Case Study

Client


IMPACT

  • 136 pieces of coverage across national, regional, broadcast and lifestyle media. Total reach of 704, 921, 623
  • 22 pieces of national/regional broadcast coverage including an interview with Charlie Powerll, presenter and meteorologist
  • 751, 745 video views across Facebook and Instagram
  • 24,832 downloads of the new mobile app over the campaign period

Changing Weather Accuracy Perceptions for Met Office

The Met Office is the UK’s National Weather Service but under threat from new entrants to the weather market. Our task was to increase the public’s perception of the accuracy of Met Office forecasts and drive downloads of its app.

Due to the complicated nature of meteorology, a challenge was talking about the Met Office’s expertise in a way that the average person would understand.

To achieve this, we devised a multi-platform campaign, working with a respected celebrity influencer to reach the target audience, through creative and amusing, yet educational and informative content.

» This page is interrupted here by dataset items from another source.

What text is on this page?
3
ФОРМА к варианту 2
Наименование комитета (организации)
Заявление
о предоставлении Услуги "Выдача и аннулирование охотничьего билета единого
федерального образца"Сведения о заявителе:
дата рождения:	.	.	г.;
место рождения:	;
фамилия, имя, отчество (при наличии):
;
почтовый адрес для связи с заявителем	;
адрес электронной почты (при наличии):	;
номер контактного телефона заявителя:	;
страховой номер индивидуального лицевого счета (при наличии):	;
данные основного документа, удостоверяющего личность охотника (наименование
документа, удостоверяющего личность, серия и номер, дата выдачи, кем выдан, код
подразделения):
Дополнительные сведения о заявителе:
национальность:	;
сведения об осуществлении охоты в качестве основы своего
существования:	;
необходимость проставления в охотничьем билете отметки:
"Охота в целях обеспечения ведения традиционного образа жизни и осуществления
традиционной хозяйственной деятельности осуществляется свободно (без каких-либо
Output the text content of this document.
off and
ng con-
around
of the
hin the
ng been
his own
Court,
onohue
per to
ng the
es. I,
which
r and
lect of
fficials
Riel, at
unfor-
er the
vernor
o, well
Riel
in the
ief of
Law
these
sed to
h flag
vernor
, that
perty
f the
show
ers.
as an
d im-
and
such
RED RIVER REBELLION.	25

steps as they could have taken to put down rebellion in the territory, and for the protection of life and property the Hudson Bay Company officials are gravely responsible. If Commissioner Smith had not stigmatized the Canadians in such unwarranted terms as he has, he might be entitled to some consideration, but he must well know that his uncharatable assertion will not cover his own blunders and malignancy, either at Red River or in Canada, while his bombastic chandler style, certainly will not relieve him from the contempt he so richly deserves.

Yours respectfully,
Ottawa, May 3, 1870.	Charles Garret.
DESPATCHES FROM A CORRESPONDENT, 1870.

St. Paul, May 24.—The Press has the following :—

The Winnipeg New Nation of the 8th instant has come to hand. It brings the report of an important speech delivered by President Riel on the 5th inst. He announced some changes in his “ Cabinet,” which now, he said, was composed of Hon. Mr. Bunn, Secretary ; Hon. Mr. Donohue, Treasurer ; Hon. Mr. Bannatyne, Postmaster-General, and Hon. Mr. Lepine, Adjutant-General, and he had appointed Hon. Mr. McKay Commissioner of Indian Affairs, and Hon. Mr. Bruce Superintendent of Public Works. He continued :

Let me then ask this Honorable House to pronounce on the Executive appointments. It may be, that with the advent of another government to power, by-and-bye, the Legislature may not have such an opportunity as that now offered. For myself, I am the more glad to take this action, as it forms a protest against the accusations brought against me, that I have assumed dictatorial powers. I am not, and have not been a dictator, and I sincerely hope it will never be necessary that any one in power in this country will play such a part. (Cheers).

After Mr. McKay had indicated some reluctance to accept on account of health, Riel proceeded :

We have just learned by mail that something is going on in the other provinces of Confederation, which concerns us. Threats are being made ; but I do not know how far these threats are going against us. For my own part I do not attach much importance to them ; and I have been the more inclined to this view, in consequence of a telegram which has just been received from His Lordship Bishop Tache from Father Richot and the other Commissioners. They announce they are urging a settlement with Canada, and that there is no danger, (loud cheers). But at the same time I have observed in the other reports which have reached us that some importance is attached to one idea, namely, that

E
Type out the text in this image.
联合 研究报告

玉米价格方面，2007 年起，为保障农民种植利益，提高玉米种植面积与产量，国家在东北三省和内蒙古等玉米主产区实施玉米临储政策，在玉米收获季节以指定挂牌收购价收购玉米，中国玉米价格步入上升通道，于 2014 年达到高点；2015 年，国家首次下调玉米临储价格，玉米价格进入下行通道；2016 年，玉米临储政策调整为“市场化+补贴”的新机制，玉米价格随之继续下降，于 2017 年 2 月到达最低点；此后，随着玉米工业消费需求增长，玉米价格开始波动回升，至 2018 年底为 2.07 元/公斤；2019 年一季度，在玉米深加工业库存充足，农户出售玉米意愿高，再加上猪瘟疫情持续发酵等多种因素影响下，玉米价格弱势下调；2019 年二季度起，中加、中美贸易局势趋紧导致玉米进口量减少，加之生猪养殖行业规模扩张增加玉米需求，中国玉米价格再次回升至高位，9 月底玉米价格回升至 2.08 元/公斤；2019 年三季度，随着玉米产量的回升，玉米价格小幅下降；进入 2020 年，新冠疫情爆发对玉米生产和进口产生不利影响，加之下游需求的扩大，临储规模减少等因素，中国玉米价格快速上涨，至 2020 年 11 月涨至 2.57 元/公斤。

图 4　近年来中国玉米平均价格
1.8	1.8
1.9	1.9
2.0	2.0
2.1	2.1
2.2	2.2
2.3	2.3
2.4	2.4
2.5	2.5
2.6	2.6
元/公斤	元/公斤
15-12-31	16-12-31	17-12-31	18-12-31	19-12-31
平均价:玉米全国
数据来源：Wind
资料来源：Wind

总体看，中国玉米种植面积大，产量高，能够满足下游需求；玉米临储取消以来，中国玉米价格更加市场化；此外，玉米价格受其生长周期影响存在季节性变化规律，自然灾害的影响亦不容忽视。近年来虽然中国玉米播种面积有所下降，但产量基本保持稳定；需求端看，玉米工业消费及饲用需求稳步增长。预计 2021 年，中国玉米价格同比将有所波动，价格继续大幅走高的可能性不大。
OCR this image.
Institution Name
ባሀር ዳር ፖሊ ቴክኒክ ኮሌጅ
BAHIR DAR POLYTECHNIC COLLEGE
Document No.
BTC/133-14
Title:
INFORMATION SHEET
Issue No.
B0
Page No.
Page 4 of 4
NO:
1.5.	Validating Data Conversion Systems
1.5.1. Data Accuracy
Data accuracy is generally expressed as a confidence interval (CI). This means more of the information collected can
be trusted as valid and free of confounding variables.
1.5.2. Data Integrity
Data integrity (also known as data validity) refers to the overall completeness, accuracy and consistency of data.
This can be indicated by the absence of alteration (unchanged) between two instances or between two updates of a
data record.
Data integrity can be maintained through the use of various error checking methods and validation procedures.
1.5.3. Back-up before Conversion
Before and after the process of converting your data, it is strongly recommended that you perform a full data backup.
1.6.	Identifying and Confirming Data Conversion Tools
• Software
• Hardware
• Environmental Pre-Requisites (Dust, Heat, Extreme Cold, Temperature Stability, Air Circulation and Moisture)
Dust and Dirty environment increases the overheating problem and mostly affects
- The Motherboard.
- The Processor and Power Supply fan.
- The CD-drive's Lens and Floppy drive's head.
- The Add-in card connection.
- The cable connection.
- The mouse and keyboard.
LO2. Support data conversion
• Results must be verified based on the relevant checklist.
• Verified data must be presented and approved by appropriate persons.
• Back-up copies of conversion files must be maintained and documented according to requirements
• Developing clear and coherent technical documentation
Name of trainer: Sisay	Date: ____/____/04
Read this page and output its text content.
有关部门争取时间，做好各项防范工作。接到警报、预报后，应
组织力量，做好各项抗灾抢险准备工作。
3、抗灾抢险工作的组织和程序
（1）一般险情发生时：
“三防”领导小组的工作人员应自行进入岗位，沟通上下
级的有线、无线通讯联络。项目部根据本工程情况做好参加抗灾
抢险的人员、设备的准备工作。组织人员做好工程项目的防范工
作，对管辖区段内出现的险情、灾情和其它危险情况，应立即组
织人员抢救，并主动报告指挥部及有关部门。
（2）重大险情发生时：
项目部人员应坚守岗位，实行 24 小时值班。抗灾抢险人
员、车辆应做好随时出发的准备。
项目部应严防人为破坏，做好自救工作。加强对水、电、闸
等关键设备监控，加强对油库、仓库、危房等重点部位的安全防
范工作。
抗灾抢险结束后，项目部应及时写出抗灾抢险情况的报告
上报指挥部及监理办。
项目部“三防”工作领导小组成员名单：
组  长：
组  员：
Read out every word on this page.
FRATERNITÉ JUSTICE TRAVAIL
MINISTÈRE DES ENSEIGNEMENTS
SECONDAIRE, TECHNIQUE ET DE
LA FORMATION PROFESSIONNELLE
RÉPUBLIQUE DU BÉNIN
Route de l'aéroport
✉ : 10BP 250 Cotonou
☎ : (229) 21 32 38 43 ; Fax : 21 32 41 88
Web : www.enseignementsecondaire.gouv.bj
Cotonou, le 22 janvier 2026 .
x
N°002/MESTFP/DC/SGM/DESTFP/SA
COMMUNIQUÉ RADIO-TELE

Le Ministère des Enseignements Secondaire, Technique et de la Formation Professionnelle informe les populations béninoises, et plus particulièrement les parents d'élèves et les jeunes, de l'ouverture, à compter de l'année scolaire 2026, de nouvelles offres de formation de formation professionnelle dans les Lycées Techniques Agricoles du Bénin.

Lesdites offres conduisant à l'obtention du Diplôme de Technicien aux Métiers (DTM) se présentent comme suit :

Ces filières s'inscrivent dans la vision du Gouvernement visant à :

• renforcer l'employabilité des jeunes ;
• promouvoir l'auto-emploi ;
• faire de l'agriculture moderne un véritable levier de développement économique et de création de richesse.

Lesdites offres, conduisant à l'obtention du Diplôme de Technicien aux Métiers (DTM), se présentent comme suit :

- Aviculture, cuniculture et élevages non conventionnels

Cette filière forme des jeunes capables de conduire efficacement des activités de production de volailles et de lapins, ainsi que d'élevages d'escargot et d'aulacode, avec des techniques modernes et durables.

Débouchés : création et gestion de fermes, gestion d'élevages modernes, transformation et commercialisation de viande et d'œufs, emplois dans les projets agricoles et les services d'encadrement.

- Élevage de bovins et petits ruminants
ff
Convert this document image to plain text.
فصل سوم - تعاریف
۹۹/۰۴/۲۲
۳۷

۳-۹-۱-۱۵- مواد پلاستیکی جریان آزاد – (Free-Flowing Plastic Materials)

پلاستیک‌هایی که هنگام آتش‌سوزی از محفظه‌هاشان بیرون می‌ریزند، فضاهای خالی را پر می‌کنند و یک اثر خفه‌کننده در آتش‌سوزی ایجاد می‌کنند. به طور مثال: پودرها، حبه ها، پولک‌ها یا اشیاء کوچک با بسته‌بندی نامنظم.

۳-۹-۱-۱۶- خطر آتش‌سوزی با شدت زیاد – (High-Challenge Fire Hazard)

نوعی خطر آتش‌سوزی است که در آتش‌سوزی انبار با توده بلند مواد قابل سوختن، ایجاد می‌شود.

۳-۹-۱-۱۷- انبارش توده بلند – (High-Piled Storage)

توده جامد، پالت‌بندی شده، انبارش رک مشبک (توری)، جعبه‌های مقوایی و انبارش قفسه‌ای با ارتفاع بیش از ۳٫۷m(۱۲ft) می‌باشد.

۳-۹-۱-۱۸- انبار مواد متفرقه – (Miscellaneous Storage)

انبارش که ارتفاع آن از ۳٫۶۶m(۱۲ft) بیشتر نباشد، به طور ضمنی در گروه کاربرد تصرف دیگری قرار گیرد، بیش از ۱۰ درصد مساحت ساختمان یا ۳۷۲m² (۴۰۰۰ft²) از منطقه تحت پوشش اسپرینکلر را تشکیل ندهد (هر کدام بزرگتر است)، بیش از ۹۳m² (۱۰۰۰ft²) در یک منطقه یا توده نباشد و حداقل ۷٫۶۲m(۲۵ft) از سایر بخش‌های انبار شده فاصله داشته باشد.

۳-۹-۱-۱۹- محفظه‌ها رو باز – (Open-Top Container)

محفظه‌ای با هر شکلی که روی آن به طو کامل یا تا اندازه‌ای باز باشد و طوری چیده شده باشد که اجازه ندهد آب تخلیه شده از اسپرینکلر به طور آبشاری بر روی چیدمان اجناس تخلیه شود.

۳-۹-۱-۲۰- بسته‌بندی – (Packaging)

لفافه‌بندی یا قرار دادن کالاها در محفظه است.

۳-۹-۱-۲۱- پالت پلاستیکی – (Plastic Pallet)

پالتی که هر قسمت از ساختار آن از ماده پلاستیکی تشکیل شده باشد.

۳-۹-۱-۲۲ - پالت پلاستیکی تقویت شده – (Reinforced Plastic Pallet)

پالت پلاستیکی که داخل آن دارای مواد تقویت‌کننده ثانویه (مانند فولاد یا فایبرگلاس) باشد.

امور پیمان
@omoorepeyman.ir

We conducted consumer research into how many Brits believe in weather folklore to help predict the forecast, such as whether cows lie down when it is about to rain, and if a red sky at night really is shepherd’s delight. The key insight was that most Brits do indeed believe these methods.

To place Met Office experts at the heart of the story, meteorologist and presenter Charlie Powell provided commentary on each of the alternative forecasting methods, revealing if there was any science behind them, or if they were simply old wives’ tales.

As well as providing compelling content for a media content, news stories, and features, we further brought the story to life by creating a film featuring BBC radio and television presenter Scott Mills, alongside Charlie Powell – where they investigated the science behind the folklore. This was shared with national and consumer media alongside the press release to accompany the news copy in online coverage, and provide engaging social content.

In addition, a radio day with Charlie Powell delivered entertaining and educational content for broadcast outlets, with a clear call to action to check the Met Office app instead of relying on inaccurate folklore.

The campaign secured widespread coverage across a spectrum of news and lifestyle media, delivering 37 pieces of national print and online coverage, 11 pieces of lifestyle coverage, 22 pieces of broadcast, and 66 regional. Coverage included a full-page feature in Daily Mail, as well as The Times, Daily Telegraph, Mail Online, Mirror Online, The Sun, Metro, Metro Online, Cosmopolitan and Good Housekeeping.